06/29/2025
Eleven years ago, I had a miscarriage. Not only that, but there was something suspicious the doctor found on the ultrasound that she thought could be cancer. She sent me home with this information and an appointment in 10 days to follow up. Not knowing how to process this news and simultaneously be a present mom, I pulled out a box of chalk to quietly doodle with my toddler. She happily scribbled around me as I went to work drawing a clown, hyper focusing on what I was creating. I was not an artist and it wasn't breathtaking but my husband had the insight to snap a picture. I found this experience gave me satisfaction and rest from the heaviness I felt. It soothed my heartache and was a much needed break from my fear.

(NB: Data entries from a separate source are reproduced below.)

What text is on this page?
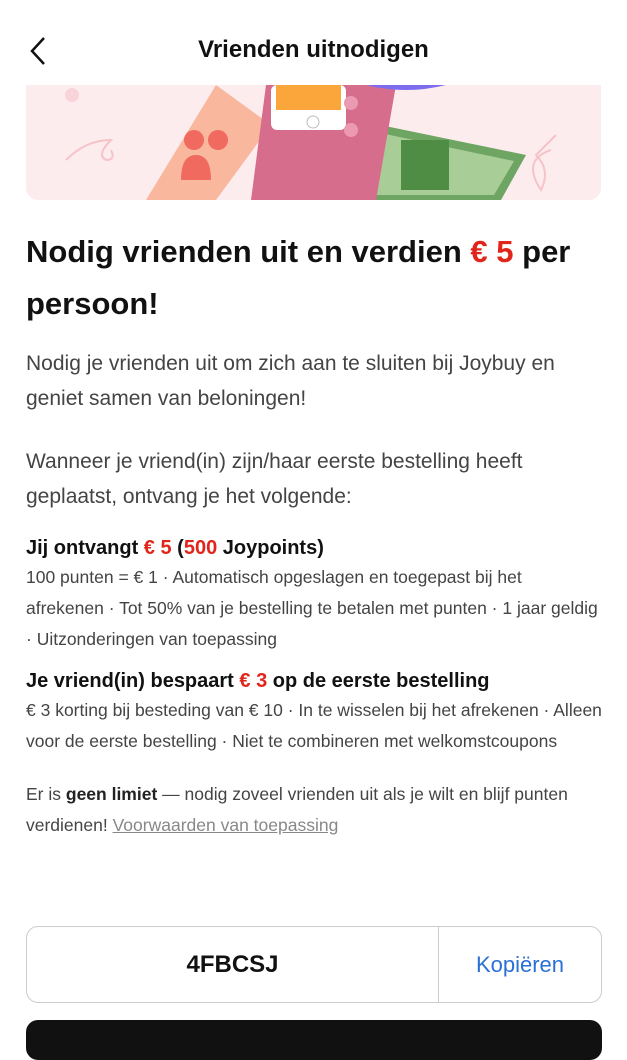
Vrienden uitnodigen
Nodig vrienden uit en verdien € 5 per persoon!

Nodig je vrienden uit om zich aan te sluiten bij Joybuy en geniet samen van beloningen!

Wanneer je vriend(in) zijn/haar eerste bestelling heeft geplaatst, ontvang je het volgende:

Jij ontvangt € 5 (500 Joypoints)

100 punten = € 1 · Automatisch opgeslagen en toegepast bij het afrekenen · Tot 50% van je bestelling te betalen met punten · 1 jaar geldig · Uitzonderingen van toepassing

Je vriend(in) bespaart € 3 op de eerste bestelling

€ 3 korting bij besteding van € 10 · In te wisselen bij het afrekenen · Alleen voor de eerste bestelling · Niet te combineren met welkomstcoupons

Er is geen limiet — nodig zoveel vrienden uit als je wilt en blijf punten verdienen! Voorwaarden van toepassing

4FBCSJ	Kopiëren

I would turn to chalk many times over the next several years during challenges including postpartum depression, homesickness, and COVID. I started investing more time in learning all I could about chalk art through YouTube, chalk competitions, trial and error, and hours of practice. I reinforced my understanding of the way chalk works by teaching others. Through all of this, chalk has become a huge part of my identity and my life. I didn't know it at the time, but this moment 11 years ago in my backyard while I was just trying to be a good mom was my canon event.

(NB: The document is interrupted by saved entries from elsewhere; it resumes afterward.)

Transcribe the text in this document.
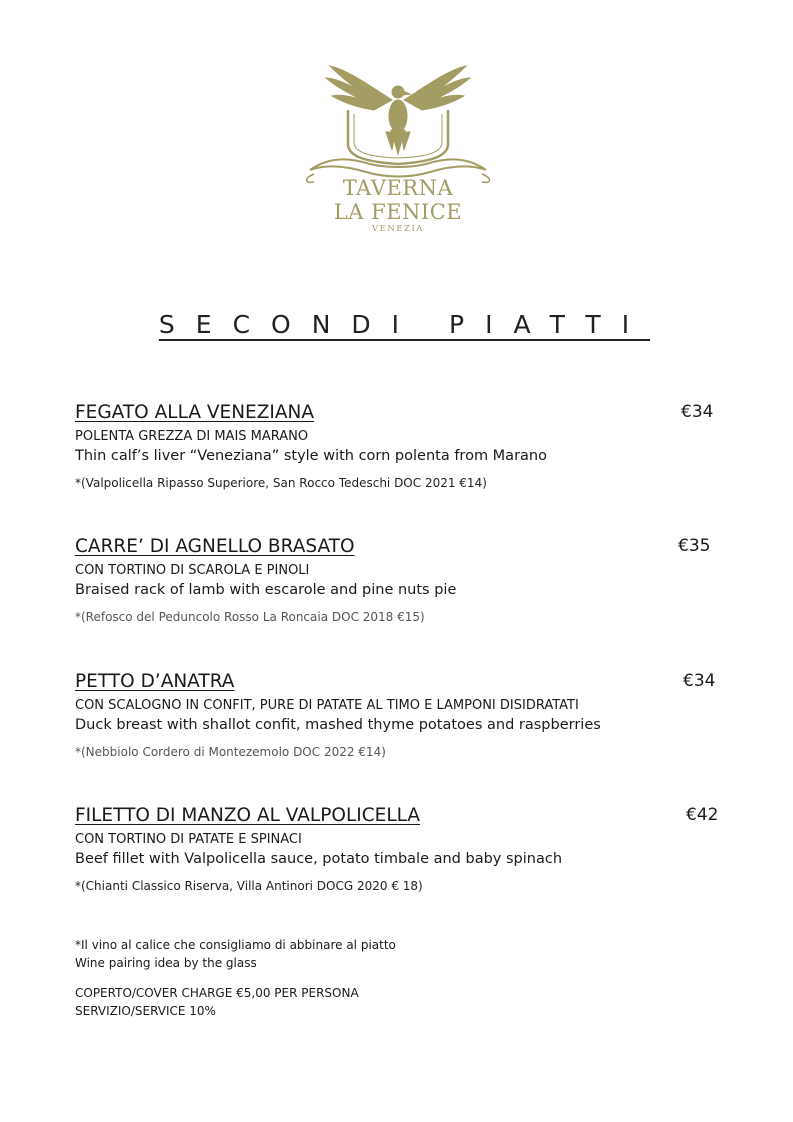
TAVERNA
LA FENICE
VENEZIA
SECONDI PIATTI
FEGATO ALLA VENEZIANA	€34
POLENTA GREZZA DI MAIS MARANO
Thin calf’s liver “Veneziana” style with corn polenta from Marano
*(Valpolicella Ripasso Superiore, San Rocco Tedeschi DOC 2021 €14)
CARRE’ DI AGNELLO BRASATO	€35
CON TORTINO DI SCAROLA E PINOLI
Braised rack of lamb with escarole and pine nuts pie
*(Refosco del Peduncolo Rosso La Roncaia DOC 2018 €15)
PETTO D’ANATRA	€34
CON SCALOGNO IN CONFIT, PURE DI PATATE AL TIMO E LAMPONI DISIDRATATI
Duck breast with shallot confit, mashed thyme potatoes and raspberries
*(Nebbiolo Cordero di Montezemolo DOC 2022 €14)
FILETTO DI MANZO AL VALPOLICELLA	€42
CON TORTINO DI PATATE E SPINACI
Beef fillet with Valpolicella sauce, potato timbale and baby spinach
*(Chianti Classico Riserva, Villa Antinori DOCG 2020 € 18)
*Il vino al calice che consigliamo di abbinare al piatto
Wine pairing idea by the glass
COPERTO/COVER CHARGE €5,00 PER PERSONA
SERVIZIO/SERVICE 10%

Last night, those 11 years came full circle as I finished another clown, this one much bigger and very different than the first. As I worked, a little girl walked by, took one look at my sad, broken clown and said, "I could never do that!" Our eyes met and I emphatically said, "Yes, you can!" Another man stopped and sat watching me work for about 10 minutes, in tears when he walked away, feeling the broken soul reflected in the eyes of this poor painted-faced man.
This journey has been a long rollercoaster of emotions, from deep discouragement to amazement and shock, disbelieving I could create such beauty with my own two hands. All of those emotions filled my heart as I humbly and tearfully walked up to the stage to receive the Best In Show award last night, hopefully inspiring other artists that they can do the same.